At first glance, I didn’t understand why we would want anything but

as that is quite enough for virtually all embedded " (the only exception being a single " in the embedded string, which would need an escape, but that’s completely fine.

However, the alternative

also allows for a comma after the closing ". And that’s quite useful when the string is one of the parameters of a method call, for example:

assertEquals(
  "
  this is the
  expected result
  ",
  computation()
)

That said, the same rule would exclude

foo(
  "
  this is the
  expected result
  ", "
  second string argument
  "
)

I don’t think that’s particularly limiting, as one can insert a newline after the comma to solve the issue.

But then, is there any argument for allowing anything else than a single comma after the closing "? Is there any other reasonable construct where one would like to follow a multi-line string literal on the same line with something else than a comma?

7 Likes

There is also the alternative where we demand an extra indentation level for the inside of the string. In that case, there is an easy solution: any " at the increased indentation level is embedded in the string. Only a leading " at the initial indentation level would close the string:

val foo = "
  one
  "
  two
"

that also removes any limitation to what can come after the closing ".

6 Likes

I agree it’s not great to have yet another string literal syntax. One mitigating factor is that ''' for triple-quoted strings are common (Python, Ruby, Dart, Elixir), so we’re not doing something unprecedented here. Many languages have multiple string syntaxes, and I expect that once ''' is rolled out there should be ~zero reason for anyone to use """.stripMargin strings ever again and they could be deprecated. So Scala would have 2 “current” syntaxes for strings and 1 deprecated one left in purely for backwards compat

I would personally be ok with using a single-double-quote for multiline strings, though we need to think carefully about the tradeoffs.
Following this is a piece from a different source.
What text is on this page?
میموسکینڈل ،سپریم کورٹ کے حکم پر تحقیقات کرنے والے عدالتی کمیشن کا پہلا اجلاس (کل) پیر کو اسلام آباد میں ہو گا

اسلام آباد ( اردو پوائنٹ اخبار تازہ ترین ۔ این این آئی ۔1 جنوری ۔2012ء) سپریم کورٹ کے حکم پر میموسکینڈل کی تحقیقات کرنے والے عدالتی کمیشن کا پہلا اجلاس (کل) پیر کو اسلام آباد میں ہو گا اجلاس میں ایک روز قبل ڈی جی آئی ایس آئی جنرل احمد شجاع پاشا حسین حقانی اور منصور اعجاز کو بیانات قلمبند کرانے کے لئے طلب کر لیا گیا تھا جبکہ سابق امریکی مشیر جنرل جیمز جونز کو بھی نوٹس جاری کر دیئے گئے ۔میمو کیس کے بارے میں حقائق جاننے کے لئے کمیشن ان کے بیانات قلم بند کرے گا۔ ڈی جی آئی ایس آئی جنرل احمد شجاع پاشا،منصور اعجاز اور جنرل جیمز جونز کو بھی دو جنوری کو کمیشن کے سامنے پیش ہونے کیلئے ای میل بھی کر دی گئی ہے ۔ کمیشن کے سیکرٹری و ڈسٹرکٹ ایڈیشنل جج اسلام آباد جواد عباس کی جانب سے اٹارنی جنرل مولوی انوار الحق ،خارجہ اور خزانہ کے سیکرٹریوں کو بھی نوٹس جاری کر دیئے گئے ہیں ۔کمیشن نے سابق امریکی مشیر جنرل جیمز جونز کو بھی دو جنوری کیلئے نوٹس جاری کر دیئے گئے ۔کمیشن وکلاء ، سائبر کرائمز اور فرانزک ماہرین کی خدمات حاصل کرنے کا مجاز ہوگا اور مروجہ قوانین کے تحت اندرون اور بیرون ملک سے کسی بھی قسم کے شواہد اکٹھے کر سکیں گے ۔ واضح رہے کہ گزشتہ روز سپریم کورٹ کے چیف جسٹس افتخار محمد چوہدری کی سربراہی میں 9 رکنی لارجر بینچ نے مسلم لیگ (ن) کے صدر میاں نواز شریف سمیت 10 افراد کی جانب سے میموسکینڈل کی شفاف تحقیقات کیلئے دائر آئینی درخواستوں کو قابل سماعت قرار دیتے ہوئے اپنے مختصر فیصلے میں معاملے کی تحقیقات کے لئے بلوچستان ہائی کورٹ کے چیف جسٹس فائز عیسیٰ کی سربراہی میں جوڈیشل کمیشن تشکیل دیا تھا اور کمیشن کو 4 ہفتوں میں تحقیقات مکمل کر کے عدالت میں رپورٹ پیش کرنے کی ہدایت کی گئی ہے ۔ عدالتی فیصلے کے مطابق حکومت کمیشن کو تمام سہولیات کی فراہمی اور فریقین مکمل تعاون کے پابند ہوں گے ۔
Apart from the subjective style, multiline single quotes " have one major disadvantage in that they won’t support extended delimiters

We allow Extended Delimiters with more than three ''', to allow the strings to contain arbitrary
contents, similar to what is provided in C# and Swift. e.g. if you want the string to > > contain ''', you can use a four-'''' delimiter to
stop the ''' within the body from prematurely closing the literal:

> def helper = {
    val x = ''''
    '''
    i am cow
    hear me moo
    '''
    ''''
    x
  }

println(helper)
'''
i am cow
hear me moo
'''

Extended delimiters (present in C#, Swift, and similar to Ruby HEREDOC) allow ANY literal string to be embedded in source code by choosing an appropriate delimiter before and after. This basically turbo-charges the “Raw” string nature of our existing triple-quoted strings, which are great but have problems embedding """s within themselves.

Requiring the closing " to be alone of the line doesn’t work: apart from it being convenient to put ,s and other things after the closing delimiter, it also would prohibit us from defining strings containing a single double quote on its own line:

val s = "
  "
"

@sjrd’s solution of requiring one more layer of indentation within the text block has a similar problem: how would that work in the case above, where we want the multi-line string to contain a single quote?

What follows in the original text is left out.